Personally, this seems a rather impractical and counterproductive tax on automation. I suspect that it makes more sense to impose a small, generic levy on company profits that reflects the greater leverage that capital can achieve with the augmentation of modern technology. In some ways, this is a variation on French economist Thomas Piketty's approach, as set out in his influential tome, Capital in the Twenty-First Century, of a global wealth tax to compensate for and redistribute the accelerating return on capital.
What to spend it on
Then there's the question of how the proceeds of this tax should be spent. Many have argued that it should fund some form of Universal Basic Income, or else a negative income tax which would supplement the income of the low-paid to bring it up to a predetermined level. But there are problems with such suggestions. In particular, paying a viable UBI to everyone is hugely expensive, and benefits the better off as well as the low-paid.
Therefore I would personally argue for redistributing the proceeds of a robot tax in more indirect ways. In fact I would not officially call it a robot tax, although I recognize that is likely to be its popular name. I would rather call it 'the commonwealth levy' so that it is seen as a levy on the profits of automation, whose proceeds are invested in society for the greater good.
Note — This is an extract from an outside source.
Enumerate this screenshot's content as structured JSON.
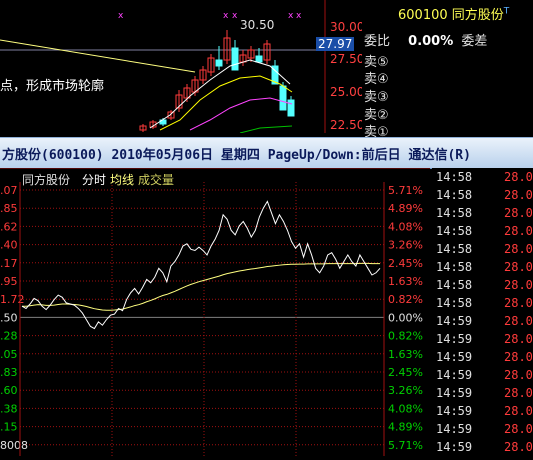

Properly directed, the proceeds of this levy should be used to help neutralize the sense of not sharing in rising prosperity that's been expressed in recent elections. As I wrote in an earlier piece on technology, diversity, globalization and the left-behind:
The political message of 2016 is that those left-behind communities must not be neglected. They see a connected, technology-driven world leaving them behind, as globalization and automation destroys the industries and jobs that once provided secure employment. The trickle-down crumbs of economic benefit from continuing technology innovation and global economic expansion provide scant compensation.
Thus the proceeds of the commonwealth levy would be invested in neglected regions, in extra education and training for those whose skills have been left obsolete by technology trends or who are otherwise disadvantaged. Businesses who are falling behind in technology investment would be able to claim short-term rebates against the levy to help offset the cost of catching up with their peers.
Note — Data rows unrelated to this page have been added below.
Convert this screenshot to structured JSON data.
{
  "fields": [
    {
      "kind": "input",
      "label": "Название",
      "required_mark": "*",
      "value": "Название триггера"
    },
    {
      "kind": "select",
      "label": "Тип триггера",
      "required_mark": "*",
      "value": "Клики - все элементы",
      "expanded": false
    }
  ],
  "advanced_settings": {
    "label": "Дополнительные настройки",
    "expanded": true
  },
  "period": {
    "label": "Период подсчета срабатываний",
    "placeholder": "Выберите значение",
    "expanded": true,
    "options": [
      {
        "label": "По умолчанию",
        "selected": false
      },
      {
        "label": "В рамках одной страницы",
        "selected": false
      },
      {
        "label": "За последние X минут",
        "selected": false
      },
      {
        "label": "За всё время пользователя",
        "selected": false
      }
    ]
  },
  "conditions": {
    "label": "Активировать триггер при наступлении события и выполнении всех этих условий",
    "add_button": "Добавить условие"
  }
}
Why tech must lead the debate
It is up to governments and their populations to decide the details of how the levy should be administered and how its proceeds should be distributed. It would be a failure if it ended up being squandered on the kind of pork-barrel projects that have made so many people disillusioned with government programs in the past. Perhaps instead the technology industry could contribute some kind of crowdsourcing model to help inject more democracy into the distribution of funds — a possible role for the Win the Future initiative just launched by Mark Pincus and Reid Hoffman.
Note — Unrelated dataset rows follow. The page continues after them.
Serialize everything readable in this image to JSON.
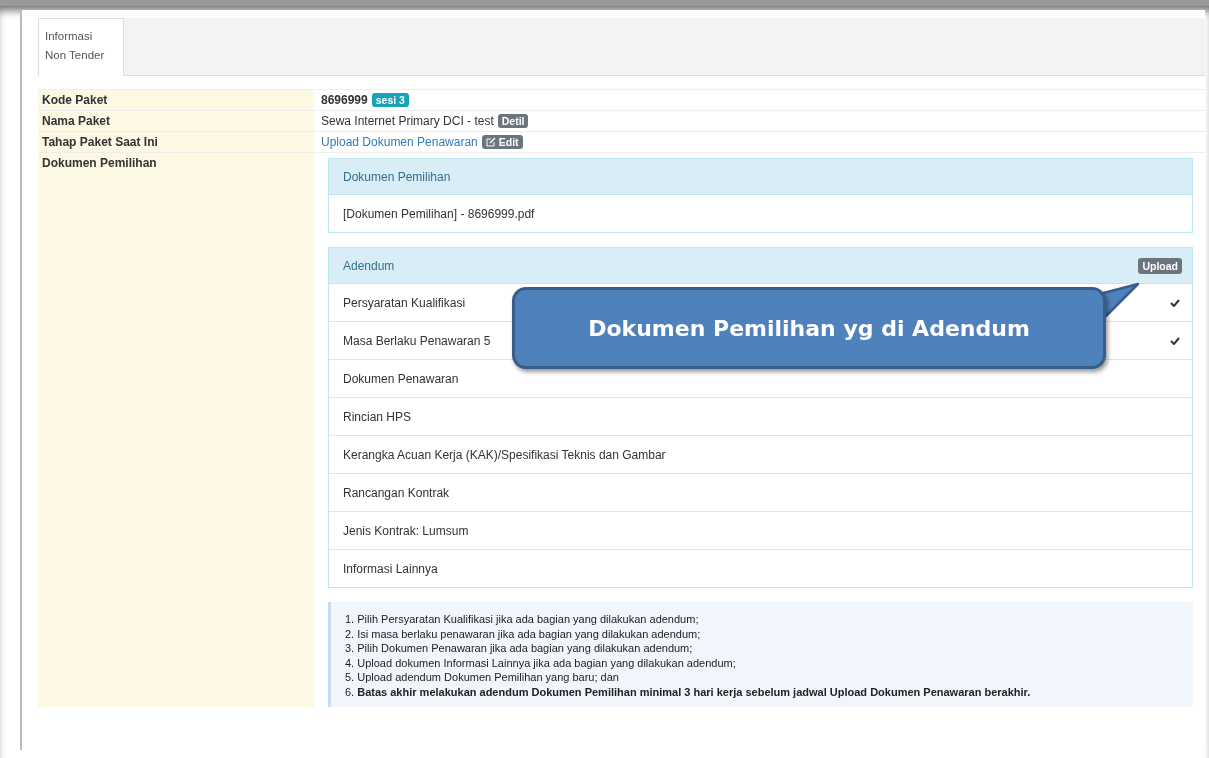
{
  "tabs": [
    {
      "label": "Informasi\nNon Tender",
      "selected": true
    }
  ],
  "info_rows": [
    {
      "label": "Kode Paket",
      "kind": "code",
      "value": "8696999",
      "badge": "sesi 3"
    },
    {
      "label": "Nama Paket",
      "kind": "name",
      "value": "Sewa Internet Primary DCI - test",
      "button": "Detil"
    },
    {
      "label": "Tahap Paket Saat Ini",
      "kind": "stage",
      "value": "Upload Dokumen Penawaran",
      "button": "Edit"
    },
    {
      "label": "Dokumen Pemilihan",
      "kind": "documents"
    }
  ],
  "dokumen_panel": {
    "heading": "Dokumen Pemilihan",
    "items": [
      "[Dokumen Pemilihan] - 8696999.pdf"
    ]
  },
  "adendum_panel": {
    "heading": "Adendum",
    "upload_button": "Upload",
    "items": [
      {
        "label": "Persyaratan Kualifikasi",
        "checked": true
      },
      {
        "label": "Masa Berlaku Penawaran 5",
        "checked": true
      },
      {
        "label": "Dokumen Penawaran",
        "checked": false
      },
      {
        "label": "Rincian HPS",
        "checked": false
      },
      {
        "label": "Kerangka Acuan Kerja (KAK)/Spesifikasi Teknis dan Gambar",
        "checked": false
      },
      {
        "label": "Rancangan Kontrak",
        "checked": false
      },
      {
        "label": "Jenis Kontrak: Lumsum",
        "checked": false
      },
      {
        "label": "Informasi Lainnya",
        "checked": false
      }
    ]
  },
  "notes": [
    {
      "text": "1. Pilih Persyaratan Kualifikasi jika ada bagian yang dilakukan adendum;",
      "bold": false
    },
    {
      "text": "2. Isi masa berlaku penawaran jika ada bagian yang dilakukan adendum;",
      "bold": false
    },
    {
      "text": "3. Pilih Dokumen Penawaran jika ada bagian yang dilakukan adendum;",
      "bold": false
    },
    {
      "text": "4. Upload dokumen Informasi Lainnya jika ada bagian yang dilakukan adendum;",
      "bold": false
    },
    {
      "text": "5. Upload adendum Dokumen Pemilihan yang baru; dan",
      "bold": false
    },
    {
      "text": "6. **Batas akhir melakukan adendum Dokumen Pemilihan minimal 3 hari kerja sebelum jadwal Upload Dokumen Penawaran berakhir.**",
      "bold": false
    }
  ],
  "callout": {
    "text": "Dokumen Pemilihan yg di Adendum"
  }
}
For it is in the interests of the technology industry to help shape whatever form a robot tax will take, and to ensure its success. If the industry does not make this happen, then sooner or later there will be a popular backlash against the social disruption and dislocation caused by the onset of the robot revolution and the huge change in job prospects brought about by artificial intelligence.
Driven on by an angry public, who knows what direction the politicians will choose to take? The results could be far less constructive and far more detrimental to the success, and therefore long-term prosperity, of the tech industry, and of society as a whole.